The biggest news of the day is the suspension of Terrelle Pryor, Dan Herron, Devier Posey, and 2 other Buckeyes for the first 5 games of next season for selling awards and taking tattoo discounts. While the suspensions obliterate Ohio State's chances at a national championship next season, the players will get to play in the Sugar Bowl against Arkansas. The ruling and punishment is up for debate as the NCAA again proves it's hypocrisy, greed, and ineptitude. Yes, the NCAA and the BCS can exploit millions from what these players can do on the field but fire will rain from the skies if the players want to make money for themselves and their families on what they earned. But, that's another conversation for another day. We're here to discuss the insanity of one Mark May.
You see, Mark wasn't fired up about the NCAA's inconsistency or hypocrisy in handing down these suspensions. No, he was concerned with some Jesse Ventura like conspiracy against... wait for it... the SEC. In Mark May's version of reality, the NCAA is in bed with the Pac 10 and the Big 10 as their "sacred cows" and plotting the downfall of the SEC daily. I'm not making this up. Take a look at Mark May's "analysis" and then click read more as we'll break it down below the video.
Apparently, Mark May has been put into a hypnotic trance by his partner Lou Holtz for the last year and a half. This video is so insane we have to go through these points one by one, ignoring the fact that saying "SEC Conference" is redundant.
1) If this happened to an SEC school, these players would be suspended for the Sugar Bowl.

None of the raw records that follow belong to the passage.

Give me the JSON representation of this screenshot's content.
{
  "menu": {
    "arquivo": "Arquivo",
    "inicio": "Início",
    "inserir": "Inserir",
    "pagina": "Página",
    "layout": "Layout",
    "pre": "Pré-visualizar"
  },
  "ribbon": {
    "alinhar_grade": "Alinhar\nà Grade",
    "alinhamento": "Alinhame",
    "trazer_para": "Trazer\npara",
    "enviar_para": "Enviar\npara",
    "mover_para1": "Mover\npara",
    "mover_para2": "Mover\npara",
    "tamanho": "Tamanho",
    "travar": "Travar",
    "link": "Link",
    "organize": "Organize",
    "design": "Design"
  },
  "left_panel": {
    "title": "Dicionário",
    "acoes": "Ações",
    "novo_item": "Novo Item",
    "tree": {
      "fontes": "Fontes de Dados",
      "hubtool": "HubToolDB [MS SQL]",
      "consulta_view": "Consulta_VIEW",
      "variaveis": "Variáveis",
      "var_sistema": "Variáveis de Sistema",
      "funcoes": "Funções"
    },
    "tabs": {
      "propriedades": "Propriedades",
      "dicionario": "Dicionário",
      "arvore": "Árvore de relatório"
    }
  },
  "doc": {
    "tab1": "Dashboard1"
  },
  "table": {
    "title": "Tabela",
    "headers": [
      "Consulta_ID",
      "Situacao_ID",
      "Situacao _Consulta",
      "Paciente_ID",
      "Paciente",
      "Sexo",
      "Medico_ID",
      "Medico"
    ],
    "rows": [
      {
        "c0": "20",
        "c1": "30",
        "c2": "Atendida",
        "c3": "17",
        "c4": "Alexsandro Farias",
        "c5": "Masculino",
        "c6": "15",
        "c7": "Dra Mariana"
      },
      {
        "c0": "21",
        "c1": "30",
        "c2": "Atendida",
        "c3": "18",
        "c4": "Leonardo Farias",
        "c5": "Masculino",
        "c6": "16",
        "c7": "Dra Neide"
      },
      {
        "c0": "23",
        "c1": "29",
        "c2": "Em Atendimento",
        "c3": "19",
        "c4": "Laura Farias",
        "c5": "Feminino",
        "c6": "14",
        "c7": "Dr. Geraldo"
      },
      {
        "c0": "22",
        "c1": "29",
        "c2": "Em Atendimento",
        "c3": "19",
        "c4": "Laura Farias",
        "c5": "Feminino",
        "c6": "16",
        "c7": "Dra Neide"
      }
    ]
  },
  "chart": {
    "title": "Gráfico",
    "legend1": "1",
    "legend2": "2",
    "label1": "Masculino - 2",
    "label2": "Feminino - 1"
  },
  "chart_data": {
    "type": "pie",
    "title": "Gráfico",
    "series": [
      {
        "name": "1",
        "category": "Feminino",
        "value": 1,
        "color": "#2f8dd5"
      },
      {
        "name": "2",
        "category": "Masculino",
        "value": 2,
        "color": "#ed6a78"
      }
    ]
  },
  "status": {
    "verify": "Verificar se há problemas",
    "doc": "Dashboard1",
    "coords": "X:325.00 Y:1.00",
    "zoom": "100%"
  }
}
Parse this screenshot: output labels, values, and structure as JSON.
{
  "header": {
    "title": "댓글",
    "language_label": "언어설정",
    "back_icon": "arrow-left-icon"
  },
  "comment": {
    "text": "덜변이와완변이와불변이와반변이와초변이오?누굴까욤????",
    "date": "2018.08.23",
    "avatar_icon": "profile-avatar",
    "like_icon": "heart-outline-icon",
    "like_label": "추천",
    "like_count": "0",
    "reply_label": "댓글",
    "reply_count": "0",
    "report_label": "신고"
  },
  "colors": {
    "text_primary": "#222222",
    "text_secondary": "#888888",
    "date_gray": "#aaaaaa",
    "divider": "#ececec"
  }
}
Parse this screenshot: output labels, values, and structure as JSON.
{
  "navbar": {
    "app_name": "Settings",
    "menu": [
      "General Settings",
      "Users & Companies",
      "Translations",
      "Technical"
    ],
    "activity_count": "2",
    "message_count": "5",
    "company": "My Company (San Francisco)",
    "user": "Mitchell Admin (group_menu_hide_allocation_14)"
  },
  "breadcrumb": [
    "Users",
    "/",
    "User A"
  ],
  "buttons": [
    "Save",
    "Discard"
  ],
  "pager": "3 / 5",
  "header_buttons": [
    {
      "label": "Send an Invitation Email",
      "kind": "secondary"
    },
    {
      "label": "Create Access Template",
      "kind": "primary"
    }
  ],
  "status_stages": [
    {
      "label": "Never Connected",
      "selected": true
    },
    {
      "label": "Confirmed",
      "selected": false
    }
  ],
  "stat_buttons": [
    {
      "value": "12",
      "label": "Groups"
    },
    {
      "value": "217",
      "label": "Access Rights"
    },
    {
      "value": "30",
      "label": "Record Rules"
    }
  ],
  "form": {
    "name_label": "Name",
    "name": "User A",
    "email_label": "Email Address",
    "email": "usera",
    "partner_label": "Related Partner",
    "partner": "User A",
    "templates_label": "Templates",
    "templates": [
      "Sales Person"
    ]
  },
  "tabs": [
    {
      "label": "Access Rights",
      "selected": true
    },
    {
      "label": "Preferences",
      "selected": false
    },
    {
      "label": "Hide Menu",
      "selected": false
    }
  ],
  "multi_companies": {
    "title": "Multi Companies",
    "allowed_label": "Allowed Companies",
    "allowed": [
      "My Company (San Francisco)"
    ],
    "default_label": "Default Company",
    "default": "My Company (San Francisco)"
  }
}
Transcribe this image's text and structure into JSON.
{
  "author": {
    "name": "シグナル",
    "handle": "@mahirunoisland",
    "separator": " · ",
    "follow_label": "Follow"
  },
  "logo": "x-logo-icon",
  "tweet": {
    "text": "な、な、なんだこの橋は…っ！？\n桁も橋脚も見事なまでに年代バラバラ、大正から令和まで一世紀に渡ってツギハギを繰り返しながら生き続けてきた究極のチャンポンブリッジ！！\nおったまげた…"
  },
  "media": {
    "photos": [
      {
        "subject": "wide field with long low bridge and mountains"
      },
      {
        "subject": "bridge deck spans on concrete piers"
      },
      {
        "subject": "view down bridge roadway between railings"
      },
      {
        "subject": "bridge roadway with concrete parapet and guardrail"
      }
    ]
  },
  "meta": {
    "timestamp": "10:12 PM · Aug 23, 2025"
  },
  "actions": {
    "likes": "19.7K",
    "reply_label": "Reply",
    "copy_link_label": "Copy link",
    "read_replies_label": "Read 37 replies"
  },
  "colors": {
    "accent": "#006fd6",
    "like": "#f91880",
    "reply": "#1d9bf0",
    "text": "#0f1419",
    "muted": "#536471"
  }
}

-Huh?? Granted, this isn't an eligibility issue, but I wonder where Mark May's conspiracy theory was when Carlos Dunlap was allowed to play in the Sugar Bowl last year after a DUI arrest. Come to think of it, I have a more recent example where the NCAA allowed an SEC star to play in a huge game. Oh yea, maybe Mark May has never heard of Cecil or Cam Newton! Maybe he wasn't around for the NCAA's decision to declare Cam eligible for the SEC title game in spite of evidence that Cecil Newton was trying to sell his son to the highest bidder.
I'm such a stupid, I forgot Cam Newton never knew about his father's plans to make $180,000 off his signature. Yes, that's what we all believe. May's statement is simply comical. Can you really envision the NCAA suspending Ryan Mallet for the Sugar Bowl if the shoe was on the other foot and it meant the Sugar Bowl would be less profitable? If only Terrelle Pryor had his high school coach sell that Big 10 championship ring for him.
2) Well, what about AJ Green and Marcell Dareus!
-This is a bizarre comparison to make from May's point of view because the suspensions of these two players occurred at the beginning of the 2010 regular season. Both AJ Green and Marcell Dareus were suspended in early September!! The NCAA's decision to allow the Buckeye players to play in the Sugar Bowl is highly questionable (they obviously don't want to lose any money ratings for the game), but their reasoning for allowing the quintet to play in the Sugar Bowl is clearly stated.
Invoking Green and Dareus only goes to dispute May's first point of some vast conspiracy. Green's suspension was 4 games for selling a jersey to someone who could be classified as an agent. The Ohio State players were suspended 5 games for selling memorabilia with no agents involved. In fact, Dareus was only suspended 2 games for accepting over $2,000 in benefits, more than any player involved in the three cases except Pryor. If the NCAA was so favorable to the Big 10, why were the Buckeye players suspended for more games than either Green or Dareus?
3) The Big 10 and Pac 10 are sacred cows and not punished as much as the SEC
-I suppose Mark May is also blissfully unaware of the heavy handed punishment that the NCAA brought down on USC, again just this year! Breaking news: USC is in the Pac 10!! I suppose a 2 year bowl ban and the loss of dozens of scholarships is preferential treatment for one of the NCAA's "sacred cows." I suppose stripping USC of their national championship and implementing the biggest penalties since SMU was a slap on the wrist.
Then again, this video should come to no surprise to the Ohio State or Big 10 fans that have claimed bias against Mark May for years. He's not exactly welcome in Columbus, Ohio. Presumed or accused biases aside, passing off this nonsensical, nonexistent conspiracy theory that can be easily disproved as analysis is laughable, even for Mark May. When you look up hypocrite and fraud in the dictionary, #2 should be the NCAA. #1 should be Mark May.